The movement of equal pay for both men’s and women’s teams was started by Norway back in 2017, when they became the first nation to announce same wages for both of their contingents. Since then, the likes of Finland, Australia, and New Zealand have joined the small-but-growing list of countries to follow suit in the same direction. The Dutch Football Association recently announced an attempt to equalise the game between the two gender groups by beginning to pay their women footballers the same wages as their male counterparts from 2023. The English FA announced a few months ago that they had joined in on the bandwagon too.
Women’s football for long has either been ignored altogether or often presented as a ‘smaller sibling’ version of the ‘main’ men’s game. A lot of excuses have been thrown over the years for countries not having a strong women’s team – from not enough interest and investment to downright sexist claims of “women aren’t just good enough, are they?” As the popularity of the men’s game is percolating into the women’s side as well, the attempt of various countries’ FAs to pay both of their teams equally is a small, yet vital step in setting a precedent for an equal game.
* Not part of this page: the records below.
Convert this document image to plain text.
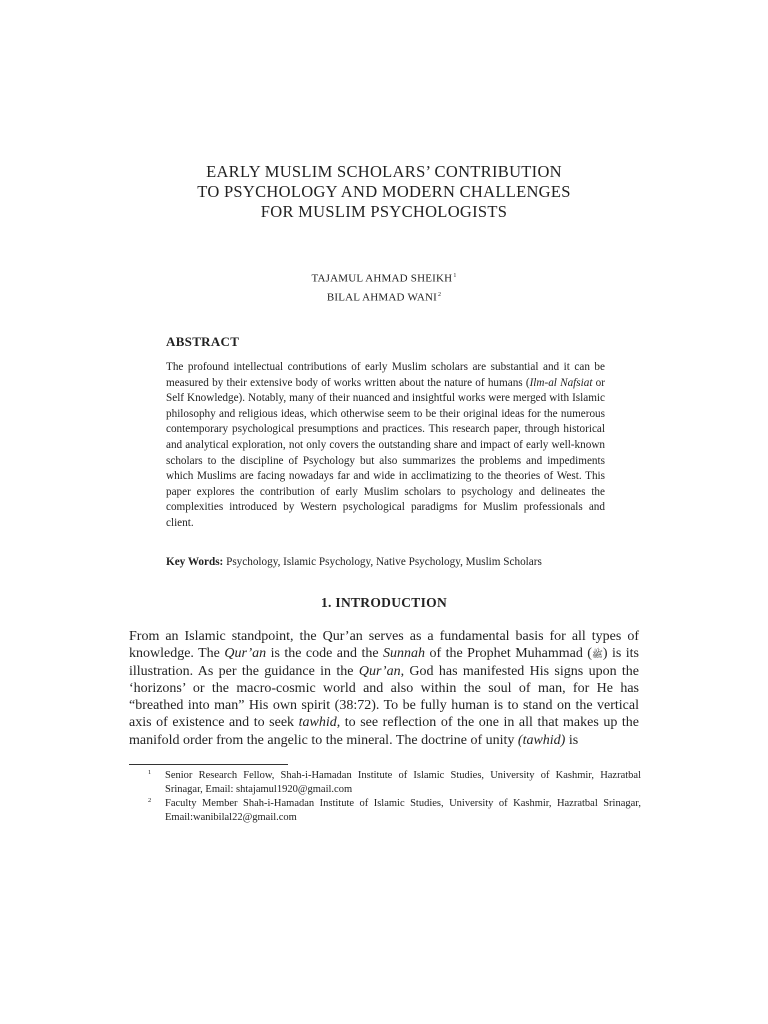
EARLY MUSLIM SCHOLARS’ CONTRIBUTION
TO PSYCHOLOGY AND MODERN CHALLENGES
FOR MUSLIM PSYCHOLOGISTS
TAJAMUL AHMAD SHEIKH$^1$
BILAL AHMAD WANI$^2$
ABSTRACT

The profound intellectual contributions of early Muslim scholars are substantial and it can be measured by their extensive body of works written about the nature of humans (Ilm-al Nafsiat or Self Knowledge). Notably, many of their nuanced and insightful works were merged with Islamic philosophy and religious ideas, which otherwise seem to be their original ideas for the numerous contemporary psychological presumptions and practices. This research paper, through historical and analytical exploration, not only covers the outstanding share and impact of early well-known scholars to the discipline of Psychology but also summarizes the problems and impediments which Muslims are facing nowadays far and wide in acclimatizing to the theories of West. This paper explores the contribution of early Muslim scholars to psychology and delineates the complexities introduced by Western psychological paradigms for Muslim professionals and client.

Key Words: Psychology, Islamic Psychology, Native Psychology, Muslim Scholars
1. INTRODUCTION

From an Islamic standpoint, the Qur’an serves as a fundamental basis for all types of knowledge. The Qur’an is the code and the Sunnah of the Prophet Muhammad (ﷺ) is its illustration. As per the guidance in the Qur’an, God has manifested His signs upon the ‘horizons’ or the macro-cosmic world and also within the soul of man, for He has “breathed into man” His own spirit (38:72). To be fully human is to stand on the vertical axis of existence and to seek tawhid, to see reflection of the one in all that makes up the manifold order from the angelic to the mineral. The doctrine of unity (tawhid) is

1 Senior Research Fellow, Shah-i-Hamadan Institute of Islamic Studies, University of Kashmir, Hazratbal Srinagar, Email: shtajamul1920@gmail.com
2 Faculty Member Shah-i-Hamadan Institute of Islamic Studies, University of Kashmir, Hazratbal Srinagar, Email:wanibilal22@gmail.com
With the list of countries promoting equal pay increasing ever so gradually, it makes all the more disappointing the fact that the US women’s national team (USWNT) – the current two-time World Cup winners and arguably the best squad in the world – are not given the same regard by their country. The USWNT players decided to take their Soccer Federation to court earlier this year to demand equal pay. This notion was dismissed by the United States District Court for the Central District of California earlier this year. They currently await trial for their remaining claims, including unfair medical services, travel, and training compared to their male counterparts. This treatment of the world’s best women’s team does bring into the light various systemic and institutional biases women face daily, purely based on their gender.
The movement for equal pay is a gradual process that will, in time, feature most countries across the globe. Advocating the opinions towards its fulfillment is the bare minimum we can do to hope to see parity in all sectors within the game and society.